The Self · Orbit · Release

2020 · Acrylic and Resin on Circular Canvas · 20" Diameter

The final work in CORPUS moves beyond the language of the body and into the idea of the self as something fluid, expansive, and constantly in motion.

Set within a circular format suggestive of a planet, a cell, a lens, or a Petri dish, APHELION captures an explosive convergence of colour and movement suspended against a dark atmospheric field. Streams of turquoise, gold, crimson, pearl, and deep green collide and disperse across the surface like cosmic matter, liquid memory, or emotional energy unfolding in real time.

Unlike the structured symbolism of the earlier works in the series, this composition resists containment. Resin preserves the painting in a state of perpetual transformation — as though a moment of becoming has been frozen mid-motion. The circular form further reinforces ideas of orbit, recurrence, and self-reflection.

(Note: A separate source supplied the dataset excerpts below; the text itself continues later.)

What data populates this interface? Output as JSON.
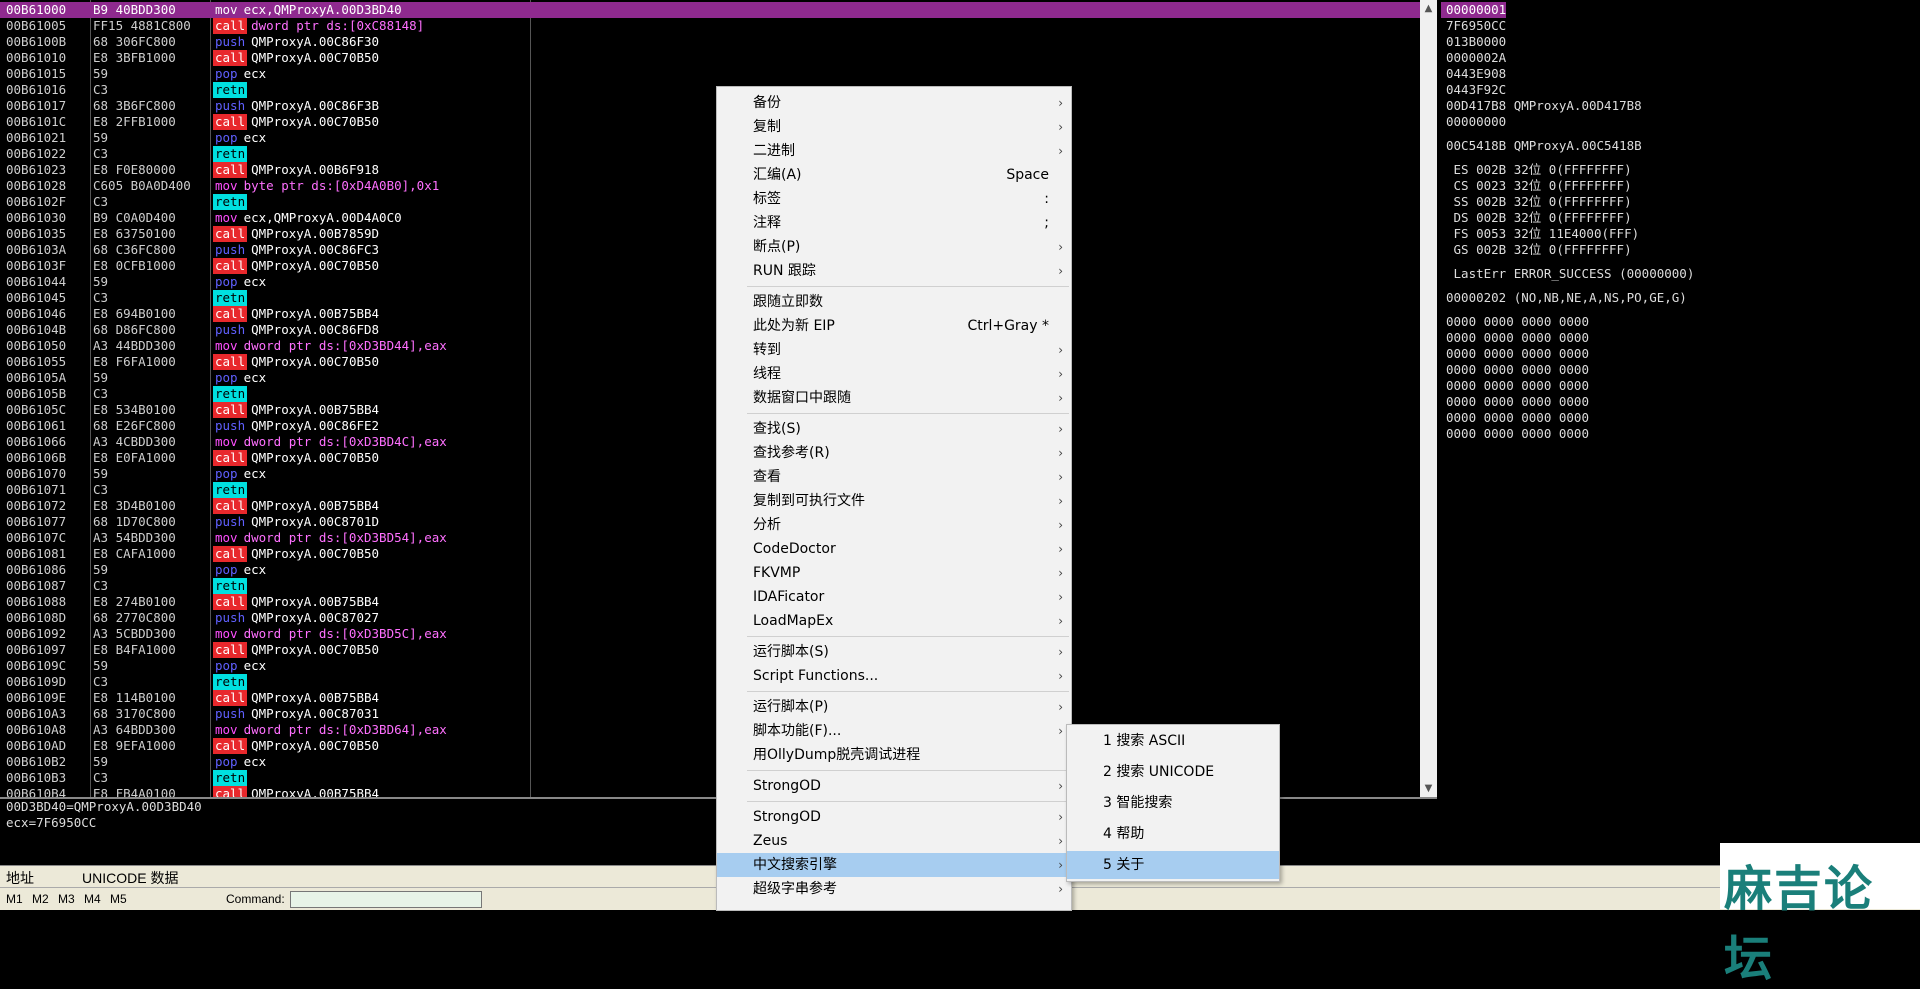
{
  "disasm": {
    "rows": [
      {
        "addr": "00B61000",
        "hex": "B9 40BDD300",
        "op": "mov",
        "args": "ecx,QMProxyA.00D3BD40",
        "sel": true
      },
      {
        "addr": "00B61005",
        "hex": "FF15 4881C800",
        "op": "call",
        "args": "dword ptr ds:[0xC88148]",
        "argstyle": "pink"
      },
      {
        "addr": "00B6100B",
        "hex": "68 306FC800",
        "op": "push",
        "args": "QMProxyA.00C86F30"
      },
      {
        "addr": "00B61010",
        "hex": "E8 3BFB1000",
        "op": "call",
        "args": "QMProxyA.00C70B50"
      },
      {
        "addr": "00B61015",
        "hex": "59",
        "op": "pop",
        "args": "ecx"
      },
      {
        "addr": "00B61016",
        "hex": "C3",
        "op": "retn",
        "args": ""
      },
      {
        "addr": "00B61017",
        "hex": "68 3B6FC800",
        "op": "push",
        "args": "QMProxyA.00C86F3B"
      },
      {
        "addr": "00B6101C",
        "hex": "E8 2FFB1000",
        "op": "call",
        "args": "QMProxyA.00C70B50"
      },
      {
        "addr": "00B61021",
        "hex": "59",
        "op": "pop",
        "args": "ecx"
      },
      {
        "addr": "00B61022",
        "hex": "C3",
        "op": "retn",
        "args": ""
      },
      {
        "addr": "00B61023",
        "hex": "E8 F0E80000",
        "op": "call",
        "args": "QMProxyA.00B6F918"
      },
      {
        "addr": "00B61028",
        "hex": "C605 B0A0D400",
        "op": "mov",
        "args": "byte ptr ds:[0xD4A0B0],0x1",
        "argstyle": "pink"
      },
      {
        "addr": "00B6102F",
        "hex": "C3",
        "op": "retn",
        "args": ""
      },
      {
        "addr": "00B61030",
        "hex": "B9 C0A0D400",
        "op": "mov",
        "args": "ecx,QMProxyA.00D4A0C0"
      },
      {
        "addr": "00B61035",
        "hex": "E8 63750100",
        "op": "call",
        "args": "QMProxyA.00B7859D"
      },
      {
        "addr": "00B6103A",
        "hex": "68 C36FC800",
        "op": "push",
        "args": "QMProxyA.00C86FC3"
      },
      {
        "addr": "00B6103F",
        "hex": "E8 0CFB1000",
        "op": "call",
        "args": "QMProxyA.00C70B50"
      },
      {
        "addr": "00B61044",
        "hex": "59",
        "op": "pop",
        "args": "ecx"
      },
      {
        "addr": "00B61045",
        "hex": "C3",
        "op": "retn",
        "args": ""
      },
      {
        "addr": "00B61046",
        "hex": "E8 694B0100",
        "op": "call",
        "args": "QMProxyA.00B75BB4"
      },
      {
        "addr": "00B6104B",
        "hex": "68 D86FC800",
        "op": "push",
        "args": "QMProxyA.00C86FD8"
      },
      {
        "addr": "00B61050",
        "hex": "A3 44BDD300",
        "op": "mov",
        "args": "dword ptr ds:[0xD3BD44],eax",
        "argstyle": "pink"
      },
      {
        "addr": "00B61055",
        "hex": "E8 F6FA1000",
        "op": "call",
        "args": "QMProxyA.00C70B50"
      },
      {
        "addr": "00B6105A",
        "hex": "59",
        "op": "pop",
        "args": "ecx"
      },
      {
        "addr": "00B6105B",
        "hex": "C3",
        "op": "retn",
        "args": ""
      },
      {
        "addr": "00B6105C",
        "hex": "E8 534B0100",
        "op": "call",
        "args": "QMProxyA.00B75BB4"
      },
      {
        "addr": "00B61061",
        "hex": "68 E26FC800",
        "op": "push",
        "args": "QMProxyA.00C86FE2"
      },
      {
        "addr": "00B61066",
        "hex": "A3 4CBDD300",
        "op": "mov",
        "args": "dword ptr ds:[0xD3BD4C],eax",
        "argstyle": "pink"
      },
      {
        "addr": "00B6106B",
        "hex": "E8 E0FA1000",
        "op": "call",
        "args": "QMProxyA.00C70B50"
      },
      {
        "addr": "00B61070",
        "hex": "59",
        "op": "pop",
        "args": "ecx"
      },
      {
        "addr": "00B61071",
        "hex": "C3",
        "op": "retn",
        "args": ""
      },
      {
        "addr": "00B61072",
        "hex": "E8 3D4B0100",
        "op": "call",
        "args": "QMProxyA.00B75BB4"
      },
      {
        "addr": "00B61077",
        "hex": "68 1D70C800",
        "op": "push",
        "args": "QMProxyA.00C8701D"
      },
      {
        "addr": "00B6107C",
        "hex": "A3 54BDD300",
        "op": "mov",
        "args": "dword ptr ds:[0xD3BD54],eax",
        "argstyle": "pink"
      },
      {
        "addr": "00B61081",
        "hex": "E8 CAFA1000",
        "op": "call",
        "args": "QMProxyA.00C70B50"
      },
      {
        "addr": "00B61086",
        "hex": "59",
        "op": "pop",
        "args": "ecx"
      },
      {
        "addr": "00B61087",
        "hex": "C3",
        "op": "retn",
        "args": ""
      },
      {
        "addr": "00B61088",
        "hex": "E8 274B0100",
        "op": "call",
        "args": "QMProxyA.00B75BB4"
      },
      {
        "addr": "00B6108D",
        "hex": "68 2770C800",
        "op": "push",
        "args": "QMProxyA.00C87027"
      },
      {
        "addr": "00B61092",
        "hex": "A3 5CBDD300",
        "op": "mov",
        "args": "dword ptr ds:[0xD3BD5C],eax",
        "argstyle": "pink"
      },
      {
        "addr": "00B61097",
        "hex": "E8 B4FA1000",
        "op": "call",
        "args": "QMProxyA.00C70B50"
      },
      {
        "addr": "00B6109C",
        "hex": "59",
        "op": "pop",
        "args": "ecx"
      },
      {
        "addr": "00B6109D",
        "hex": "C3",
        "op": "retn",
        "args": ""
      },
      {
        "addr": "00B6109E",
        "hex": "E8 114B0100",
        "op": "call",
        "args": "QMProxyA.00B75BB4"
      },
      {
        "addr": "00B610A3",
        "hex": "68 3170C800",
        "op": "push",
        "args": "QMProxyA.00C87031"
      },
      {
        "addr": "00B610A8",
        "hex": "A3 64BDD300",
        "op": "mov",
        "args": "dword ptr ds:[0xD3BD64],eax",
        "argstyle": "pink"
      },
      {
        "addr": "00B610AD",
        "hex": "E8 9EFA1000",
        "op": "call",
        "args": "QMProxyA.00C70B50"
      },
      {
        "addr": "00B610B2",
        "hex": "59",
        "op": "pop",
        "args": "ecx"
      },
      {
        "addr": "00B610B3",
        "hex": "C3",
        "op": "retn",
        "args": ""
      },
      {
        "addr": "00B610B4",
        "hex": "E8 FB4A0100",
        "op": "call",
        "args": "QMProxyA.00B75BB4"
      }
    ]
  },
  "info": {
    "line1": "00D3BD40=QMProxyA.00D3BD40",
    "line2": "ecx=7F6950CC"
  },
  "registers": [
    {
      "text": "00000001",
      "sel": true
    },
    {
      "text": "7F6950CC"
    },
    {
      "text": "013B0000"
    },
    {
      "text": "0000002A"
    },
    {
      "text": "0443E908"
    },
    {
      "text": "0443F92C"
    },
    {
      "text": "00D417B8 QMProxyA.00D417B8"
    },
    {
      "text": "00000000"
    },
    {
      "text": ""
    },
    {
      "text": "00C5418B QMProxyA.00C5418B"
    },
    {
      "text": ""
    },
    {
      "text": " ES 002B 32位 0(FFFFFFFF)"
    },
    {
      "text": " CS 0023 32位 0(FFFFFFFF)"
    },
    {
      "text": " SS 002B 32位 0(FFFFFFFF)"
    },
    {
      "text": " DS 002B 32位 0(FFFFFFFF)"
    },
    {
      "text": " FS 0053 32位 11E4000(FFF)"
    },
    {
      "text": " GS 002B 32位 0(FFFFFFFF)"
    },
    {
      "text": ""
    },
    {
      "text": " LastErr ERROR_SUCCESS (00000000)"
    },
    {
      "text": ""
    },
    {
      "text": "00000202 (NO,NB,NE,A,NS,PO,GE,G)"
    },
    {
      "text": ""
    },
    {
      "text": "0000 0000 0000 0000"
    },
    {
      "text": "0000 0000 0000 0000"
    },
    {
      "text": "0000 0000 0000 0000"
    },
    {
      "text": "0000 0000 0000 0000"
    },
    {
      "text": "0000 0000 0000 0000"
    },
    {
      "text": "0000 0000 0000 0000"
    },
    {
      "text": "0000 0000 0000 0000"
    },
    {
      "text": "0000 0000 0000 0000"
    }
  ],
  "dump": {
    "col_addr": "地址",
    "col_data": "UNICODE 数据"
  },
  "statusbar": {
    "tabs": [
      "M1",
      "M2",
      "M3",
      "M4",
      "M5"
    ],
    "command_label": "Command:"
  },
  "context_menu": {
    "items": [
      {
        "label": "备份",
        "submenu": true
      },
      {
        "label": "复制",
        "submenu": true
      },
      {
        "label": "二进制",
        "submenu": true
      },
      {
        "label": "汇编(A)",
        "shortcut": "Space"
      },
      {
        "label": "标签",
        "shortcut": ":"
      },
      {
        "label": "注释",
        "shortcut": ";"
      },
      {
        "label": "断点(P)",
        "submenu": true
      },
      {
        "label": "RUN 跟踪",
        "submenu": true
      },
      {
        "sep": true
      },
      {
        "label": "跟随立即数"
      },
      {
        "label": "此处为新 EIP",
        "shortcut": "Ctrl+Gray *"
      },
      {
        "label": "转到",
        "submenu": true
      },
      {
        "label": "线程",
        "submenu": true
      },
      {
        "label": "数据窗口中跟随",
        "submenu": true
      },
      {
        "sep": true
      },
      {
        "label": "查找(S)",
        "submenu": true
      },
      {
        "label": "查找参考(R)",
        "submenu": true
      },
      {
        "label": "查看",
        "submenu": true
      },
      {
        "label": "复制到可执行文件",
        "submenu": true
      },
      {
        "label": "分析",
        "submenu": true
      },
      {
        "label": "CodeDoctor",
        "submenu": true
      },
      {
        "label": "FKVMP",
        "submenu": true
      },
      {
        "label": "IDAFicator",
        "submenu": true
      },
      {
        "label": "LoadMapEx",
        "submenu": true
      },
      {
        "sep": true
      },
      {
        "label": "运行脚本(S)",
        "submenu": true
      },
      {
        "label": "Script Functions...",
        "submenu": true
      },
      {
        "sep": true
      },
      {
        "label": "运行脚本(P)",
        "submenu": true
      },
      {
        "label": "脚本功能(F)...",
        "submenu": true
      },
      {
        "label": "用OllyDump脱壳调试进程"
      },
      {
        "sep": true
      },
      {
        "label": "StrongOD",
        "submenu": true
      },
      {
        "sep": true
      },
      {
        "label": "StrongOD",
        "submenu": true
      },
      {
        "label": "Zeus",
        "submenu": true
      },
      {
        "label": "中文搜索引擎",
        "submenu": true,
        "highlight": true
      },
      {
        "label": "超级字串参考",
        "submenu": true
      }
    ]
  },
  "submenu": {
    "items": [
      {
        "label": "1 搜索 ASCII"
      },
      {
        "label": "2 搜索 UNICODE"
      },
      {
        "label": "3 智能搜索"
      },
      {
        "label": "4 帮助"
      },
      {
        "label": "5 关于",
        "highlight": true
      }
    ]
  },
  "logo": {
    "text": "麻吉论坛"
  }
}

Named after the point in a planet’s orbit farthest from the sun, APHELION reflects a state of distance and individuation: the moment one moves beyond inherited systems, emotional conditioning, and fixed identities to encounter the self more fully.

Here, the visual language of the entire series converges — not as fragmentation, but as integration.

Balancing fluid abstraction with material depth, the work functions simultaneously as a contemporary painting, an atmospheric object, and a meditation on transformation itself.

"After the body and mind are understood, what remains is simply the self in motion."